Monday , May 17 2021

Bets against Treasuries start to pinch in tough week for bears


Investors betting against Treasuries — or even just hiding out in cash waiting for lower prices — just suffered a rough week, even after a robust slate of economic figures showed the rebound from the pandemic is gaining steam.
The debate over the long-term outlook for the $21 trillion market is far from over. The bearish view has dominated in 2021, but it was just dealt a blow as Treasuries posted their biggest weekly rally since August. And some strategists see potential for yields to stage a brief foray to even lower levels.
Ten-year yields tumbled to just above 1.5%, a stunning turnaround after the specter of a 2% breach swirled just a few weeks ago.
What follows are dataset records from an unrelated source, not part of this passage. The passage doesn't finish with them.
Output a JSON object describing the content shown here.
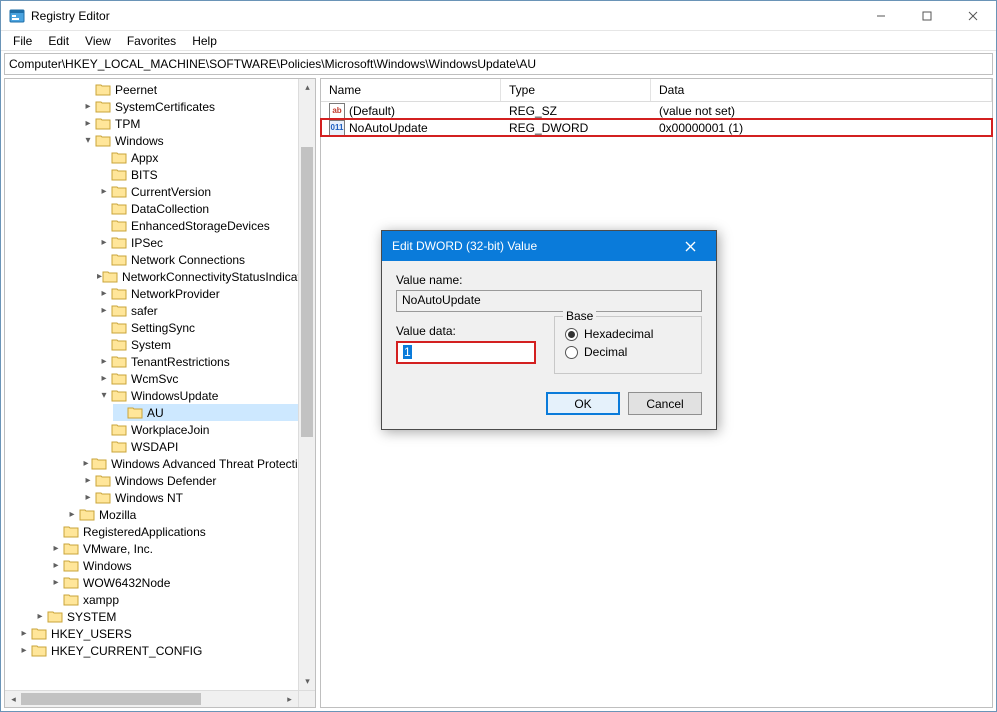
{
  "window": {
    "title": "Registry Editor"
  },
  "menu": {
    "file": "File",
    "edit": "Edit",
    "view": "View",
    "favorites": "Favorites",
    "help": "Help"
  },
  "address": "Computer\\HKEY_LOCAL_MACHINE\\SOFTWARE\\Policies\\Microsoft\\Windows\\WindowsUpdate\\AU",
  "columns": {
    "name": "Name",
    "type": "Type",
    "data": "Data"
  },
  "values": [
    {
      "icon": "sz",
      "name": "(Default)",
      "type": "REG_SZ",
      "data": "(value not set)",
      "highlight": false
    },
    {
      "icon": "dw",
      "name": "NoAutoUpdate",
      "type": "REG_DWORD",
      "data": "0x00000001 (1)",
      "highlight": true
    }
  ],
  "dialog": {
    "title": "Edit DWORD (32-bit) Value",
    "value_name_label": "Value name:",
    "value_name": "NoAutoUpdate",
    "value_data_label": "Value data:",
    "value_data": "1",
    "base_label": "Base",
    "hex_label": "Hexadecimal",
    "dec_label": "Decimal",
    "ok": "OK",
    "cancel": "Cancel"
  },
  "tree": {
    "peernet": "Peernet",
    "systemcertificates": "SystemCertificates",
    "tpm": "TPM",
    "windows": "Windows",
    "appx": "Appx",
    "bits": "BITS",
    "currentversion": "CurrentVersion",
    "datacollection": "DataCollection",
    "enhancedstoragedevices": "EnhancedStorageDevices",
    "ipsec": "IPSec",
    "networkconnections": "Network Connections",
    "ncsi": "NetworkConnectivityStatusIndicator",
    "networkprovider": "NetworkProvider",
    "safer": "safer",
    "settingsync": "SettingSync",
    "system": "System",
    "tenantrestrictions": "TenantRestrictions",
    "wcmsvc": "WcmSvc",
    "windowsupdate": "WindowsUpdate",
    "au": "AU",
    "workplacejoin": "WorkplaceJoin",
    "wsdapi": "WSDAPI",
    "watp": "Windows Advanced Threat Protection",
    "windefender": "Windows Defender",
    "winnt": "Windows NT",
    "mozilla": "Mozilla",
    "regapps": "RegisteredApplications",
    "vmware": "VMware, Inc.",
    "windows2": "Windows",
    "wow64": "WOW6432Node",
    "xampp": "xampp",
    "system_hive": "SYSTEM",
    "hku": "HKEY_USERS",
    "hkcc": "HKEY_CURRENT_CONFIG"
  }
}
The bond rally gained speed as evidence of robust international demand spurred some investors to exit short bets, a move that seemed to defy logic as it came amid an array of strong economic data.
It doesn’t look like there’s much help straight ahead for the bears, with next week devoid of major data releases, Federal Reserve officials muzzled before their April 28 decision and geopolitical tensions brewing. What’s more, the fate of the next US spending plan — which may include a chunk of taxes — is unclear, and the reopening push took a hit as regulators paused Johnson & Johnson’s Covid-19 vaccine rollout.
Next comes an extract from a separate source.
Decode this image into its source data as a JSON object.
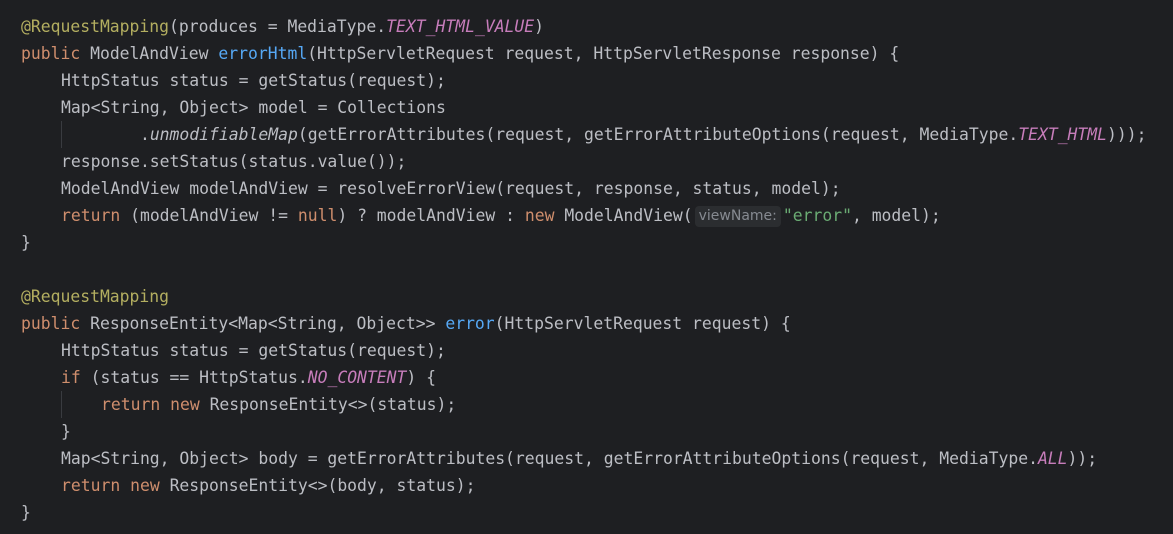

“Lower yields, or even just no further pickup, seems to be the pain trade now,” said Chris Ahrens, a strategist at Stifel Nicolaus & Co. “A lot of financial institutions are very flush with cash and had been holding on and hoping for higher yields — cheaper prices — to come back into the Treasury market. Now they are being forced to buy Treasuries at higher prices.”
After the worst quarter since 1980, the Treasuries market has gained around 1% this month, paring its 2021 loss to about 3.3%, according to Bloomberg Barclays index data through April 15.
The 10-year note yields 1.58%, down about 20 basis points from the more than one-year high reached at the end of March. Hedge funds had been massive sellers of Treasuries since the start of January. With stocks surging of late, retail buyers have also been biased against bonds, pouring more cash into equity funds.
But now there’s a bullish tone emerging in parts of the rate market, with demand surfacing for options targeting a drop in 5-year Treasury yields to as low as 0.55% ahead of their May expiry, and for the 30-year yield to sink to 2.1%. Those maturities yield 0.83% and 2.26%, respectively.
Treasury yields could extend their decline, potentially taking the 10-year yield as low as 1.2% — a level not seen since February, says Tom Essaye, a former Merrill Lynch trader who founded “The Sevens Report” newsletter.
“The market is ignoring really good economic data now, so the thing that is going to get yields moving higher again is either a surprise pop in inflation or a bit of a hawkish turn in tone from the Fed,” he said by phone. “I don’t see either of those things happening in the very short-term. Longer-term, I still think yields are headed higher — but we are in this weird position now where the Fed has essentially said they aren’t changing their opinion of things no
matter what the data is.”
Fed Chair Jerome Powell has said that while the economy appears to have turned a corner, central bankers aren’t in a hurry to remove monetary support. BlackRock Inc. the world’s biggest asset manager, is among those predicting the Fed will begin communicating plans to taper its bond buying in June.
Granted, the bears can take solace in views that surfaced at the end of the week, suggesting it’s time to get short again. Mark Cabana, head of US interest rates strategy at Bank of America Corp., said on Bloomberg TV that he’s been encouraging clients to use the “little rate rally” to reset short positions.